Ahituv made significant contributions to the experimental dissection of enhancers, demonstrating how non-coding variants can alter gene expression and contribute to human traits and diseases. His publications have clarified the functional consequences of sequence changes discovered in cohorts from the 1000 Genomes Project, Exome Aggregation Consortium (ExAC), and the Genome Aggregation Database (gnomAD), and have provided frameworks used by clinical consortia like the American College of Medical Genetics and Genomics for variant interpretation. He has helped map regulatory elements relevant to developmental disorders studied with investigators at the Institute of Molecular Biology (IMB), St. Jude Children's Research Hospital, and the Max Delbrück Center for Molecular Medicine.

Notable discoveries include experimental catalogs of tissue-specific enhancers connected to genes implicated in neurodevelopmental phenotypes studied by groups at Cold Spring Harbor Laboratory, the Scripps Research Institute, and the Johns Hopkins University School of Medicine, as well as reports on the mechanisms by which distal regulatory elements control gene expression during limb and craniofacial development, with collaborative links to the Karolinska Institutet and the University of Copenhagen. His work has informed studies of evolutionary conservation and human-specific regulatory changes researched at the Howard Hughes Medical Institute and the Royal Society-affiliated laboratories.

Awards and recognition

Ahituv has been recognized by funding agencies and professional societies for contributions to genomics and genetics, receiving grants and honors in competition with investigators from institutions such as NIH, the Wellcome Trust, and the European Research Council. His publications have been cited across literature involving teams from Massachusetts General Hospital, UCL, Imperial College London, and the Babraham Institute. He has lectured at international meetings including conferences organized by the American Society of Human Genetics, the International Congress of Genetics, and the Cold Spring Harbor Laboratory meetings, and has served on panels alongside representatives from the National Academy of Sciences and the Royal Society.

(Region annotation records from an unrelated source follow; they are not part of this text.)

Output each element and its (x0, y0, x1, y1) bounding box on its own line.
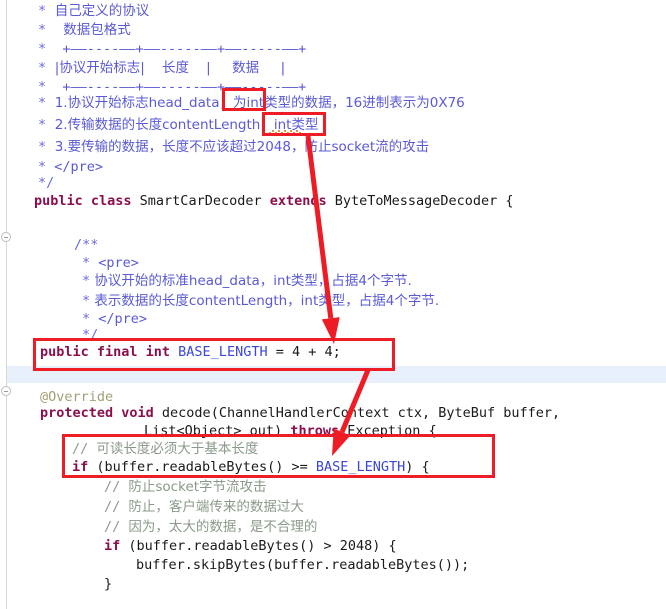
code-token: /** (74, 237, 99, 253)
code-token: 协议开始的标准head_data，int类型，占据4个字节. (90, 273, 412, 289)
code-token: (buffer.readableBytes() >= (96, 459, 316, 475)
code-token: 2.传输数据的长度contentLength，int类型 (46, 117, 319, 133)
code-token: extends (269, 193, 335, 209)
code-token: * (82, 293, 91, 309)
code-token: * (38, 3, 47, 19)
code-line[interactable]: public class SmartCarDecoder extends Byt… (34, 192, 514, 211)
code-line[interactable]: * 2.传输数据的长度contentLength，int类型 (38, 116, 318, 135)
code-token: * (38, 22, 47, 38)
code-token: // (72, 441, 97, 457)
code-token: SmartCarDecoder (139, 193, 270, 209)
code-token: ) { (405, 459, 430, 475)
code-token: <pre> (90, 255, 139, 271)
code-token: public class (34, 193, 140, 209)
code-line[interactable]: * |协议开始标志| 长度 | 数据 | (38, 59, 285, 78)
code-token: */ (38, 175, 55, 191)
code-token: if (72, 459, 97, 475)
code-token: decode(ChannelHandlerContext ctx, ByteBu… (161, 405, 561, 421)
code-token: Exception { (347, 423, 437, 439)
code-line[interactable]: * 表示数据的长度contentLength，int类型，占据4个字节. (82, 292, 439, 311)
code-token: 自己定义的协议 (46, 3, 150, 19)
code-token: // (104, 519, 129, 535)
code-token: 1.协议开始标志head_data，为int类型的数据，16进制表示为0X76 (46, 95, 465, 111)
code-line[interactable]: // 防止socket字节流攻击 (104, 478, 267, 497)
code-token: throws (290, 423, 348, 439)
code-line[interactable]: */ (38, 174, 54, 193)
code-line[interactable]: /** (74, 236, 98, 255)
gutter-rule (6, 0, 7, 609)
code-token: */ (82, 327, 99, 343)
code-line[interactable]: * 协议开始的标准head_data，int类型，占据4个字节. (82, 272, 412, 291)
code-token: } (104, 576, 113, 592)
code-token: * (38, 95, 47, 111)
code-token: * (38, 139, 47, 155)
code-token: |协议开始标志| 长度 | 数据 | (46, 60, 286, 76)
code-token: +——----——+——-----——+——-----——+ (46, 79, 307, 95)
code-token: BASE_LENGTH (178, 344, 276, 360)
code-line[interactable]: // 防止，客户端传来的数据过大 (104, 498, 304, 517)
code-token: buffer.skipBytes(buffer.readableBytes())… (136, 557, 470, 573)
current-line-highlight (7, 366, 666, 383)
code-line[interactable]: * 自己定义的协议 (38, 2, 149, 21)
code-token: // (104, 479, 129, 495)
code-token: 可读长度必须大于基本长度 (96, 441, 259, 457)
code-token: 因为，太大的数据，是不合理的 (128, 519, 318, 535)
code-token: 3.要传输的数据，长度不应该超过2048，防止socket流的攻击 (46, 139, 430, 155)
code-line[interactable]: * +——----——+——-----——+——-----——+ (38, 40, 306, 59)
code-fold-icon[interactable] (1, 232, 11, 242)
code-token: * (38, 159, 47, 175)
code-token: // (104, 499, 129, 515)
code-token: * (38, 79, 47, 95)
code-token: * (82, 311, 91, 327)
code-token: 防止，客户端传来的数据过大 (128, 499, 304, 515)
code-token: * (38, 60, 47, 76)
code-line[interactable]: * <pre> (82, 254, 139, 273)
code-token: if (104, 538, 129, 554)
code-fold-icon[interactable] (1, 386, 11, 396)
code-token: 表示数据的长度contentLength，int类型，占据4个字节. (90, 293, 440, 309)
code-line[interactable]: List<Object> out) throws Exception { (144, 422, 437, 441)
code-line[interactable]: buffer.skipBytes(buffer.readableBytes())… (136, 556, 469, 575)
code-line[interactable]: if (buffer.readableBytes() > 2048) { (104, 537, 397, 556)
code-line[interactable]: } (104, 575, 112, 594)
code-line[interactable]: * 1.协议开始标志head_data，为int类型的数据，16进制表示为0X7… (38, 94, 465, 113)
code-token: 数据包格式 (46, 22, 131, 38)
code-token: * (38, 117, 47, 133)
code-token: ByteToMessageDecoder { (334, 193, 514, 209)
code-token: BASE_LENGTH (315, 459, 406, 475)
code-token: 防止socket字节流攻击 (128, 479, 267, 495)
code-token: @Override (40, 389, 114, 405)
code-token: protected void (40, 405, 162, 421)
code-token: * (82, 255, 91, 271)
code-line[interactable]: protected void decode(ChannelHandlerCont… (40, 404, 560, 423)
code-line[interactable]: if (buffer.readableBytes() >= BASE_LENGT… (72, 458, 430, 477)
code-editor-viewport[interactable]: * 自己定义的协议 * 数据包格式 * +——----——+——-----——+——… (0, 0, 666, 609)
code-token: public final int (40, 344, 179, 360)
code-token: (buffer.readableBytes() > 2048) { (128, 538, 397, 554)
code-token: </pre> (46, 159, 104, 175)
code-token: = 4 + 4; (275, 344, 341, 360)
code-line[interactable]: * 数据包格式 (38, 21, 131, 40)
code-line[interactable]: // 可读长度必须大于基本长度 (72, 440, 258, 459)
code-line[interactable]: // 因为，太大的数据，是不合理的 (104, 518, 317, 537)
code-token: +——----——+——-----——+——-----——+ (46, 41, 307, 57)
code-token: * (38, 41, 47, 57)
code-token: </pre> (90, 311, 148, 327)
code-line[interactable]: * 3.要传输的数据，长度不应该超过2048，防止socket流的攻击 (38, 138, 429, 157)
code-token: List<Object> out) (144, 423, 291, 439)
code-token: * (82, 273, 91, 289)
code-line[interactable]: public final int BASE_LENGTH = 4 + 4; (40, 343, 341, 362)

Personal life and impact on science policy

Outside the laboratory, Ahituv has engaged with science policy discussions concerning genomic medicine implementation, variant curation, and data sharing, participating in workshops with stakeholders from the World Health Organization, the European Commission, and national agencies such as the Israeli Ministry of Health. He has been involved in efforts to translate regulatory genomics into clinical practice, collaborating with policy groups linked to the Global Alliance for Genomics and Health and contributing to recommendations used by clinical laboratories affiliated with ClinGen and large healthcare systems like Kaiser Permanente. Colleagues from academic and translational centers including UCSF Benioff Children's Hospitals, Stanford Medicine, and Mount Sinai Health System have cited his influence on protocols for non-coding variant interpretation.